Project DescriptionFROM THE CENTER FOR THE STUDY OF WORLD RELIGIONS, HARVARD UNIVERSITY
Constructed in 1960, the Center for the Study of World Religions building at 42 Francis Avenue was designed by the Catalonian architect Josep Lluis Sert, then dean of Harvard's Graduate School of Design, for what was his first Harvard commission (Bainbridge Bunting, Harvard: An Architectural History [Harvard University Press, 1985]). The original building was primarily a residential space, with 19 apartments for fellows, an apartment for the director, and an administrative wing with a few offices and a public living room or lounge area. An open-air courtyard, enclosed by the building on three sides, quickly became a favorite "green place" on the Harvard Divinity School campus, and remains so today.
Periodic renovations have allowed the building to meet the evolving needs of the CSWR and its programs. In 1990, the firm of Robert Olson and Associates carried out renovations that provided additional conference, research, and office space in the front wing of the building (eliminating the director's apartment), and updated and improved the structure's insulation, ventilation, and acoustics (Robert Olson, "Project: A Center for World Religions," Journal of the Interfaith Forum on Religion, Art and Architecture, Spring 1993).

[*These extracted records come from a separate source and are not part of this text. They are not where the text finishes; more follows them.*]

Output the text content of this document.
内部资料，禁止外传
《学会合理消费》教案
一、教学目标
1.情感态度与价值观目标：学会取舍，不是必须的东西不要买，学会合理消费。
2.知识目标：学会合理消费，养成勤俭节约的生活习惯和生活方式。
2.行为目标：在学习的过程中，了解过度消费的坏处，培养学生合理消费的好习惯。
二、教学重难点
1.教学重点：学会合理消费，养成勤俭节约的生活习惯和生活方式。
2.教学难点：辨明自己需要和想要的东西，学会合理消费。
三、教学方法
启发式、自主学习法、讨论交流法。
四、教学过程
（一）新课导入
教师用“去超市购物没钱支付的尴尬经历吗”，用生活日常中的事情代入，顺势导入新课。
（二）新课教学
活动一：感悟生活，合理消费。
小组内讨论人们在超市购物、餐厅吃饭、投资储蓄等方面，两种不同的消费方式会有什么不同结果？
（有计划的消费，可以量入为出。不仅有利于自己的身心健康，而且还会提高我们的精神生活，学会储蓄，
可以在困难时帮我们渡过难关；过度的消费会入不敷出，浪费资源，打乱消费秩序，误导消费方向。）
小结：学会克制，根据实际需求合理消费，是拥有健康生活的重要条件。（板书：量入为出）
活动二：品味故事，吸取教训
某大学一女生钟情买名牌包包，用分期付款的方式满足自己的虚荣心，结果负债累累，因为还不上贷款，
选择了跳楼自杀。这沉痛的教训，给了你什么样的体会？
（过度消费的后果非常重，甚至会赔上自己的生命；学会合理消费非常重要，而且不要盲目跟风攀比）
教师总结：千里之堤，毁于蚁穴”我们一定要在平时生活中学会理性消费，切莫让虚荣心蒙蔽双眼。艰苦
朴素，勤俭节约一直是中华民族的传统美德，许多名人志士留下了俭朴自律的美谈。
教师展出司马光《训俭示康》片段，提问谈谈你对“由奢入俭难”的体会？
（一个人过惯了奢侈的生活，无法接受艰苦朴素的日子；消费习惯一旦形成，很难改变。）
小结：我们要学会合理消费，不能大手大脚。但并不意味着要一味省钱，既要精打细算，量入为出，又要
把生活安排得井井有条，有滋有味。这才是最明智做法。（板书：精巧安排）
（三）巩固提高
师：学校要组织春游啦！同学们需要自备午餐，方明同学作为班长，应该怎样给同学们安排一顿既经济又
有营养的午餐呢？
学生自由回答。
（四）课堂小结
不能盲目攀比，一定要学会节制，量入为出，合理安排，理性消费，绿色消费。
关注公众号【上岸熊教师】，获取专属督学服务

In 2001, the architectural firm of Bergmeyer Associates oversaw a second renovation to update life safety systems, improve access for the disabled, and renew and refurbish the living and work areas. A new front lobby was created to enclose and unite the public and office areas. One of the apartments on the second floor was renovated to serve as a handicap-accessible unit, and the building as a whole was brought into compliance with the building access requirements of the American with Disabilities Act. The upper floor of the front wing, along Francis Avenue, was transformed from residential space into a research wing, with offices and research bays, a small conference room, and a reading area housing the CSWR's library. The Common Room was outfitted with state-of-the-art multimedia equipment, and new spaces were created for the display of art.
Over the summer of 2006, Robert Olson and Associates renovated the remaining apartments, rewiring and refitting them to contemporary standards.